Dolly: A Boneca Maldita- É ruim mesmo?

Lançado como uma proposta de terror extremo, Dolly: A Boneca Maldita, de Rod Blackhurst, aposta no impacto visual em detrimento da construção clássica do medo. Entre bonecas mutiladas, cenários decadentes e uma atmosfera opressiva, o longa constrói uma experiência que se aproxima mais do choque sensorial do que do terror psicológico tradicional. Aliás, preparando o espectador para uma narrativa marcada pela violência gráfica, referências explícitas e escolhas estilísticas controversas. Por isso, vamos ver mais de Dolly: A Boneca Maldita:
Leia também-Filmes e séries sobre aplicativos assassinos
Um filme que mergulha no body horror:
Dolly: A Boneca Maldita, dirigido por Rod Blackhurst, aposta em um caminho que se afasta do terror psicológico tradicional e mergulha de forma quase obsessiva no choque visual. As cenas gore são extremamente explícitas e se tornam o principal motor da narrativa. Aqui, o medo não se constrói pela tensão ou pela sugestão, mas pelo impacto direto, pelo grotesco que causa desconforto imediato. O filme parece menos interessado em provocar suspense e mais empenhado em testar os limites do espectador, substituindo o medo pelo absurdo visceral.

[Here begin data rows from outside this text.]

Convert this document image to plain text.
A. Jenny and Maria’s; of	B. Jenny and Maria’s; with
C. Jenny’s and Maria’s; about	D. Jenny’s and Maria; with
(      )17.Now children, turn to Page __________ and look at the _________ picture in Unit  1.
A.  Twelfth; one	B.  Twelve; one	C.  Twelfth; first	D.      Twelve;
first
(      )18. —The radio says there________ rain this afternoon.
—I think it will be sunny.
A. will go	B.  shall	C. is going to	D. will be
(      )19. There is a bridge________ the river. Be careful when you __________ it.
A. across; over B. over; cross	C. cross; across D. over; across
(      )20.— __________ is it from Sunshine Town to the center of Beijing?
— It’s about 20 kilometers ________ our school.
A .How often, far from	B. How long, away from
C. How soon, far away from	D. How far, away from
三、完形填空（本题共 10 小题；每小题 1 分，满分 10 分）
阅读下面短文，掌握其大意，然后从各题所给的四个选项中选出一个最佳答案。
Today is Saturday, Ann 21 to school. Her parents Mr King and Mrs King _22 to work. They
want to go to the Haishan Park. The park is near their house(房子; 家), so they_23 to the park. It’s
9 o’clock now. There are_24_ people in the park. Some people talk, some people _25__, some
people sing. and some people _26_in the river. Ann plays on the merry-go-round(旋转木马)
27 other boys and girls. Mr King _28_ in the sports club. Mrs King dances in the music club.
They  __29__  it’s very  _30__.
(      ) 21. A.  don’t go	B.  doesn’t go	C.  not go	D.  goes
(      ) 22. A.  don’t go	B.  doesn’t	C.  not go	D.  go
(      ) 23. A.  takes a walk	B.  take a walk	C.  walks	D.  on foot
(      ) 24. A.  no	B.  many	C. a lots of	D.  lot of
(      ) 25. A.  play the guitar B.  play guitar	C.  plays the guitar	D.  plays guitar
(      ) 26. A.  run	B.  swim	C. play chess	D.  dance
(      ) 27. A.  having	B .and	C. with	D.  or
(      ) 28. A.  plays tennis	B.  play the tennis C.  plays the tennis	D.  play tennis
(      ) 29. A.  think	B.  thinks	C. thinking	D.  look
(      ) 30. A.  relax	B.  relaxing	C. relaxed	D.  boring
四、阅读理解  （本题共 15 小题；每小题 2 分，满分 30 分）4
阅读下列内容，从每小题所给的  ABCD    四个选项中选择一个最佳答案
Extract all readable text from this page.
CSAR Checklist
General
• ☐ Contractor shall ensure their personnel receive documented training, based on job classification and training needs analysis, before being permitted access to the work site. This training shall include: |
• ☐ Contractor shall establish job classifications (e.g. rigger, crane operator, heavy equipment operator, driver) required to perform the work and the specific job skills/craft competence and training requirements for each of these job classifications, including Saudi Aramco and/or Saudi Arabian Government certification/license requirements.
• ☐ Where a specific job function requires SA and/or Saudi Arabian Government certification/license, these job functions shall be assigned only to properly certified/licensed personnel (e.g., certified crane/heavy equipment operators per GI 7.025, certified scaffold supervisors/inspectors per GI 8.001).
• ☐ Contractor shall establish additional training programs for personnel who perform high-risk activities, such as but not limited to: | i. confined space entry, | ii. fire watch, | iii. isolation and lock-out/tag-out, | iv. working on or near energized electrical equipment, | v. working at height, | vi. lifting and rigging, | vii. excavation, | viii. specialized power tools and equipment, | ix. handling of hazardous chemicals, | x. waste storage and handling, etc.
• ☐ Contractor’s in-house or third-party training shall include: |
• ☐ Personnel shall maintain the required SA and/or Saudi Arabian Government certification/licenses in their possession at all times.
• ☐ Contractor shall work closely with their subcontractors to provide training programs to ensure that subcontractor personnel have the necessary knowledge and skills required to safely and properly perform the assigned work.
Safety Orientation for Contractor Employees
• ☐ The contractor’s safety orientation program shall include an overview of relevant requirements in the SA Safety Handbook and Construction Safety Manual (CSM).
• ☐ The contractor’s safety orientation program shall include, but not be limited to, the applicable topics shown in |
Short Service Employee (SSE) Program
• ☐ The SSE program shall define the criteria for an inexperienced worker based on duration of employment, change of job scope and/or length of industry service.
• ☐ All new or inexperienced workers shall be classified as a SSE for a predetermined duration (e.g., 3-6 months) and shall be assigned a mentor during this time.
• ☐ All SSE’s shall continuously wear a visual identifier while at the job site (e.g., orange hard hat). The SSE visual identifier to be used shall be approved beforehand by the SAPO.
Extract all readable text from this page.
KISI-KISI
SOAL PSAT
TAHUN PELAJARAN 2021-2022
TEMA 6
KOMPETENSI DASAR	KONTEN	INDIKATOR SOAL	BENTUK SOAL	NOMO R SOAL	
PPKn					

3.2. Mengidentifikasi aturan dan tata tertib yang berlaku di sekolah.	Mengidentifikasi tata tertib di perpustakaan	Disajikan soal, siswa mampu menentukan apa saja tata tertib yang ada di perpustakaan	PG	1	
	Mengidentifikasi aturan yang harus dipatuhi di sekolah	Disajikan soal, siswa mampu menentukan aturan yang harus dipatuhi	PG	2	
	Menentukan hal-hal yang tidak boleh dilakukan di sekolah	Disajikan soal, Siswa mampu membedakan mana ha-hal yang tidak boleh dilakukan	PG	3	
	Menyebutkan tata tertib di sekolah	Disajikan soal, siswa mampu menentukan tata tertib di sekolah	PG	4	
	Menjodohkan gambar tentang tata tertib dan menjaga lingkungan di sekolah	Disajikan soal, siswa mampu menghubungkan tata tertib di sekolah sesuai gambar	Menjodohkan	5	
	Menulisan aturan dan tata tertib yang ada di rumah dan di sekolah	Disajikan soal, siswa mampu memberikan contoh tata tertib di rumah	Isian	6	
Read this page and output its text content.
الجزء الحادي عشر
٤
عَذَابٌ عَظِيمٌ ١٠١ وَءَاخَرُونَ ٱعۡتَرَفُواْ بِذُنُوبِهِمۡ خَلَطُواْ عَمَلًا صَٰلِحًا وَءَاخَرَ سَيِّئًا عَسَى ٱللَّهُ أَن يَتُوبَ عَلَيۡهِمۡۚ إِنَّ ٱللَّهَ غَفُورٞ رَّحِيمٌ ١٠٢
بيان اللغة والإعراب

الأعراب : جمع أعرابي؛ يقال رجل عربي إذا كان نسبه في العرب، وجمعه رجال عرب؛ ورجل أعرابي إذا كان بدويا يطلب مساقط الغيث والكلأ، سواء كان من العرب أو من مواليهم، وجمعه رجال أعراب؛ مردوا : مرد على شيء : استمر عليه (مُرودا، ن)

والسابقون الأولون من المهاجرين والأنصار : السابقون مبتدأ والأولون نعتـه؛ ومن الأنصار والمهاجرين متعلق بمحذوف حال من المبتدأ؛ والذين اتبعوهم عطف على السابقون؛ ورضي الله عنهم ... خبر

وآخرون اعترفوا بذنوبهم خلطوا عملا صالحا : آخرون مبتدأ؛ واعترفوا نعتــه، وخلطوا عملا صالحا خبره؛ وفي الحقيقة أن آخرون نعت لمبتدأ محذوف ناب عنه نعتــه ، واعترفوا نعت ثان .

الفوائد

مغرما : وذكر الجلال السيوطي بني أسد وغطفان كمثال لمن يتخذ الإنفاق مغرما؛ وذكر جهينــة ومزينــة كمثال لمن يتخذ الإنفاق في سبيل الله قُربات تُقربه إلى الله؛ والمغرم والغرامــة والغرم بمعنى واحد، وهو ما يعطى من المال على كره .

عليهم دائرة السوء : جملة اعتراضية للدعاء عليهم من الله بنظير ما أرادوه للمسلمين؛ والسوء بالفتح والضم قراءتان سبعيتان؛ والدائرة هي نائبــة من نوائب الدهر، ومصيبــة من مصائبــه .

Nesse sentido, o grande diferencial está na incorporação de um body horror perturbador, que explora de maneira quase fetichista a deformação e a violência física. Para quem sofre de pediofobia, a experiência pode ser particularmente angustiante. Pois o longa exibe dezenas de bonecas em cenários macabros, pregadas em árvores, mutiladas, dispostas ao redor de covas ou espalhadas em quartos claustrofóbicos. No centro desse pesadelo está Dolly, também conhecida como Max the Impaler, uma figura monstruosa de força descomunal que evoca uma espécie de parentesco espiritual com Leatherface, tanto pela brutalidade quanto pela presença física ameaçadora.
Roteiro raso e artificial:
A estrutura narrativa, dividida em capítulos curtos, tenta conferir ao filme uma organização quase fabular, como se estivéssemos diante de uma história infantil distorcida. No entanto, essa escolha pouco acrescenta à experiência e acaba soando gratuita, fragmentando o ritmo sem oferecer profundidade ou desenvolvimento. Em vez de enriquecer a trama, os capítulos apenas evidenciam a artificialidade de um roteiro que já se apoia excessivamente em clichês.
E é justamente no roteiro que Dolly: A Boneca Maldita revela sua maior fragilidade. A obra não faz qualquer esforço para esconder seus lugares comuns. Pelo contrário, parece abraçá-los sem pudor. Essas escolhas reforçam a sensação de que o filme não busca reinventar o gênero, mas apenas replicar fórmulas já exaustivamente exploradas, como se o diretor estivesse mais interessado em prestar homenagem do que em construir algo próprio.

Uma leve cópia de O Massacre da Serra Elétrica:
Curiosamente, embora ambientado nos dias atuais, o longa adota uma estética deliberadamente datada. A fotografia suja e granulada, aliada ao uso de película 16mm, remete diretamente ao clássico The Texas Chainsaw Massacre, de Tobe Hooper. Essa escolha não é sutil: trata-se de uma recriação assumida, quase uma cópia estilística. Os cenários são sinistros e bem construídos, contribuindo para uma atmosfera opressiva que dialoga com o terror rural e decadente do filme original. Há ainda referências explícitas, como a repetição de cenas icônicas, além de menções diretas, como um local chamado Hooper Mine e personagens com nomes sugestivos.
O título do filme também carrega um simbolismo interessante, evocando Dolly, a ovelha clonada que marcou a história científica nos anos 1990. Essa alusão sugere uma reflexão sobre criação, cópia e reprodução — ideias que, de certa forma, se espelham na própria natureza do filme, que se constrói como uma réplica estilizada de um clássico do gênero. No entanto, essa camada conceitual acaba sendo pouco explorada diante do excesso de gore e da superficialidade narrativa.
Mas, vale a pena assistir Dolly: A Boneca Maldita?
No fim, Dolly: A Boneca Maldita se destaca mais como um exercício de estilo extremo do que como uma obra de terror efetivamente envolvente. Sua força está no impacto visual e na atmosfera perturbadora, mas sua dependência de clichês e referências limita qualquer ambição maior. É um filme que choca, mas raramente assusta e que, ao apostar tanto no excesso, acaba deixando pouco espaço para algo mais duradouro do que o simples desconforto imediato.